Have yourself a debt free Christmas

Christmas is one of the most enjoyable times of the year, though for many, the costs associated with the festive period can cause a great deal of stress.

October 29, 2015

Christmas is one of the most enjoyable times of the year, though for many, the costs associated with the festive period can cause a great deal of stress.

In an effort to keep the stress at bay during the holiday season, Mortgage Choice CEO John Flavell encourages Australians to plan ahead financially to ensure the budget doesn't blow out.

“The rising cost of living is no doubt a big stress factor for many Australians. In fact, results from our recent Money Survey found 85.6% of Australians felt their cost of living had risen over the last 12 months. As such, it is extremely important for Australians to take this information as forewarning and put a  financial plan in place before the silly season kicks off,” he said.

“Getting into the Christmas spirit doesn't mean you have to get into debt. No one wants to start the New Year on the back foot, so it pays to do a budget early so you know how much you can afford.”


Mortgage Choice offers the following tips to help Australians prepare for the Christmas season and keep their finances in check:


Budget now: There are eight weeks from now until Christmas. Work out how much you can afford to put away each week between now and then to cover gifts, food, entertaining and travel expenses for the silly season. Then calculate the total figure you will have to spend this Christmas and allocate funds for each type of expense.

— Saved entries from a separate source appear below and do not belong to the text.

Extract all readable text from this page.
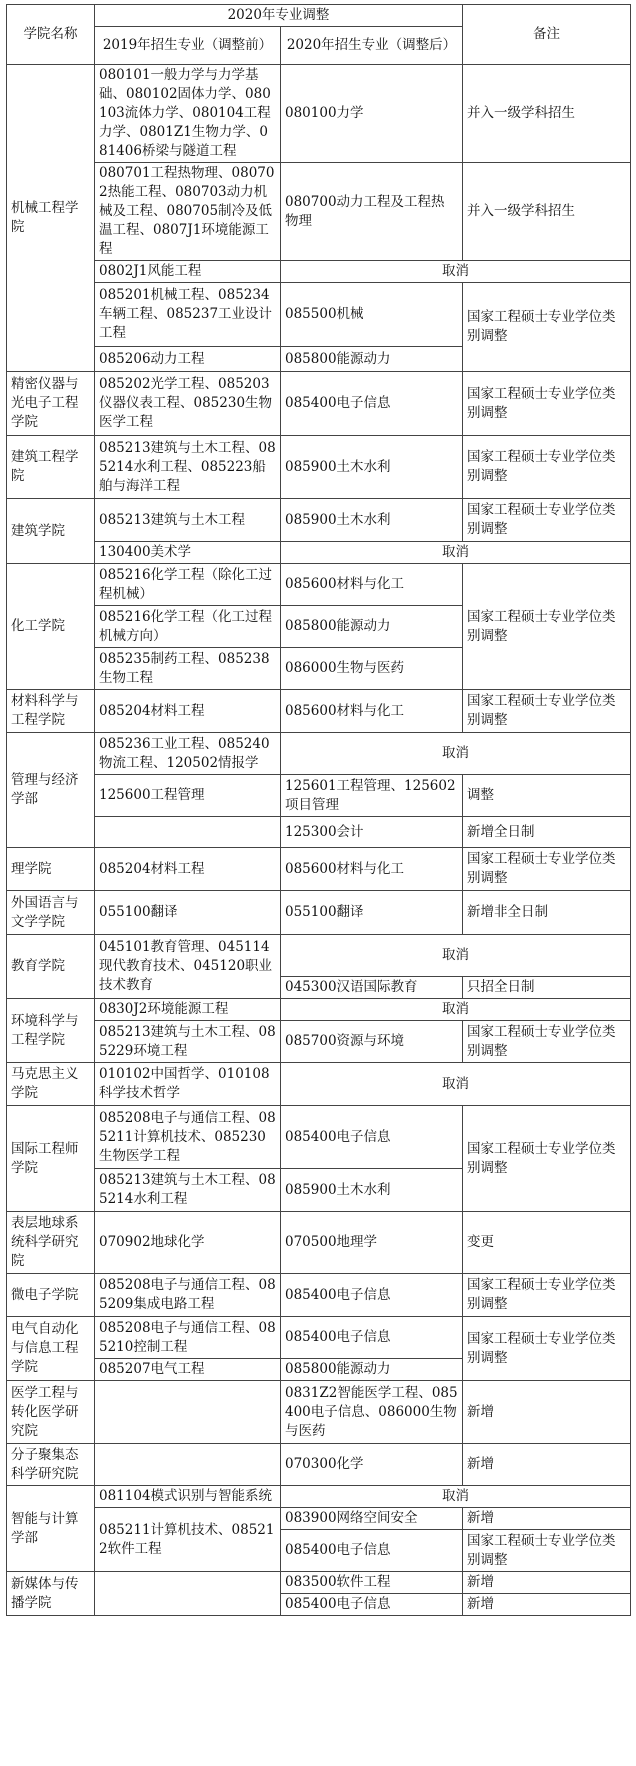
学院名称	2020年专业调整		备注
	2019年招生专业（调整前）	2020年招生专业（调整后）	
机械工程学院	080101一般力学与力学基础、080102固体力学、080103流体力学、080104工程力学、0801Z1生物力学、081406桥梁与隧道工程	080100力学	并入一级学科招生
	080701工程热物理、080702热能工程、080703动力机械及工程、080705制冷及低温工程、0807J1环境能源工程	080700动力工程及工程热物理	并入一级学科招生
	0802J1风能工程	取消	
	085201机械工程、085234车辆工程、085237工业设计工程	085500机械	国家工程硕士专业学位类别调整
	085206动力工程	085800能源动力	
精密仪器与光电子工程学院	085202光学工程、085203仪器仪表工程、085230生物医学工程	085400电子信息	国家工程硕士专业学位类别调整
建筑工程学院	085213建筑与土木工程、085214水利工程、085223船舶与海洋工程	085900土木水利	国家工程硕士专业学位类别调整
建筑学院	085213建筑与土木工程	085900土木水利	国家工程硕士专业学位类别调整
	130400美术学	取消	
化工学院	085216化学工程（除化工过程机械）	085600材料与化工	国家工程硕士专业学位类别调整
	085216化学工程（化工过程机械方向）	085800能源动力	
	085235制药工程、085238生物工程	086000生物与医药	
材料科学与工程学院	085204材料工程	085600材料与化工	国家工程硕士专业学位类别调整
管理与经济学部	085236工业工程、085240物流工程、120502情报学	取消	
	125600工程管理	125601工程管理、125602项目管理	调整
		125300会计	新增全日制
理学院	085204材料工程	085600材料与化工	国家工程硕士专业学位类别调整
外国语言与文学学院	055100翻译	055100翻译	新增非全日制
教育学院	045101教育管理、045114现代教育技术、045120职业技术教育	取消	
		045300汉语国际教育	只招全日制
环境科学与工程学院	0830J2环境能源工程	取消	
	085213建筑与土木工程、085229环境工程	085700资源与环境	国家工程硕士专业学位类别调整
马克思主义学院	010102中国哲学、010108科学技术哲学	取消	
国际工程师学院	085208电子与通信工程、085211计算机技术、085230生物医学工程	085400电子信息	国家工程硕士专业学位类别调整
	085213建筑与土木工程、085214水利工程	085900土木水利	
表层地球系统科学研究院	070902地球化学	070500地理学	变更
微电子学院	085208电子与通信工程、085209集成电路工程	085400电子信息	国家工程硕士专业学位类别调整
电气自动化与信息工程学院	085208电子与通信工程、085210控制工程	085400电子信息	国家工程硕士专业学位类别调整
	085207电气工程	085800能源动力	
医学工程与转化医学研究院		0831Z2智能医学工程、085400电子信息、086000生物与医药	新增
分子聚集态科学研究院		070300化学	新增
智能与计算学部	081104模式识别与智能系统	取消	
	085211计算机技术、085212软件工程	083900网络空间安全	新增
		085400电子信息	国家工程硕士专业学位类别调整
新媒体与传播学院		083500软件工程	新增
		085400电子信息	新增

Credit free Christmas: Think of long term gains, instead of short term pleasures. According to Mortgage Choice's latest Money Survey, 1 in 2 Australians have some form of credit card debt. Make sure Christmas doesn't break the bank – if you can't afford something, don't buy it. Christmas may look a little more festive with those new decorations, but come January they will be a financial burden. One way to make sure you stick to this is by leaving the cards at home and only taking cash with you when shopping.

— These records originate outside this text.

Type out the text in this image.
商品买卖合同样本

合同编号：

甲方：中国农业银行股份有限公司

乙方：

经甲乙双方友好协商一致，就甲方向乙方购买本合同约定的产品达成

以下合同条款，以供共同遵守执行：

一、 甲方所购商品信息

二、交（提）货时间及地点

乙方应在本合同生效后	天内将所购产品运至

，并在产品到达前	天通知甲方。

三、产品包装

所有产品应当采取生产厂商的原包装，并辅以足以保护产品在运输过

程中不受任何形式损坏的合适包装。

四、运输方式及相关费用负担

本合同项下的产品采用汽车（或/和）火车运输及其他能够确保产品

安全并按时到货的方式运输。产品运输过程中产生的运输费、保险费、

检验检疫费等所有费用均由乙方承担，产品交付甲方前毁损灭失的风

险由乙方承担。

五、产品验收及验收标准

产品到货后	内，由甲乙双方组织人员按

Purchase with purpose: Work out what gifts you are buying for each friend and family member before you go shopping. That way you can compare prices online and work out which stores you are visiting before you hit the shops. You may even be able to buy some gifts online, but just be aware of potential shipping costs. Shopping with a purpose and clear plan in mind will also help reduce unnecessary purchases or expenses like coffee or lunch.

Family expectations: Is there a trend within your family to buy a Christmas present for every niece, nephew, in-law or pet? For most Australians, purchasing all these gifts is not only time consuming, but a financial pressure. Consider having an open conversation with your family around the idea of having a lucky dip, secret Santa, or at least agree on a maximum dollar figure that can be spent on each person's present.

Review your lender: One way to potentially inject more money into your coffers this Christmas and help you cope with the costs of the silly season, is to review your lender. If you have been with the same lender since you got your first job, then it might be time to consider switching to another bank. Not only are some banks offering dollar incentives – such as $100 into your savings account – if you switch, but they also have high interest rate savings accounts, so you could earn more money on the cash you have in your savings account. This could be extra money for the Christmas gift fund. If you do switch lenders, make sure you read the fine print, as you may find that your lender will offer you dollar incentives for depositing a certain amount of money into your account each month or withdrawing a certain amount of money from the ATM each time.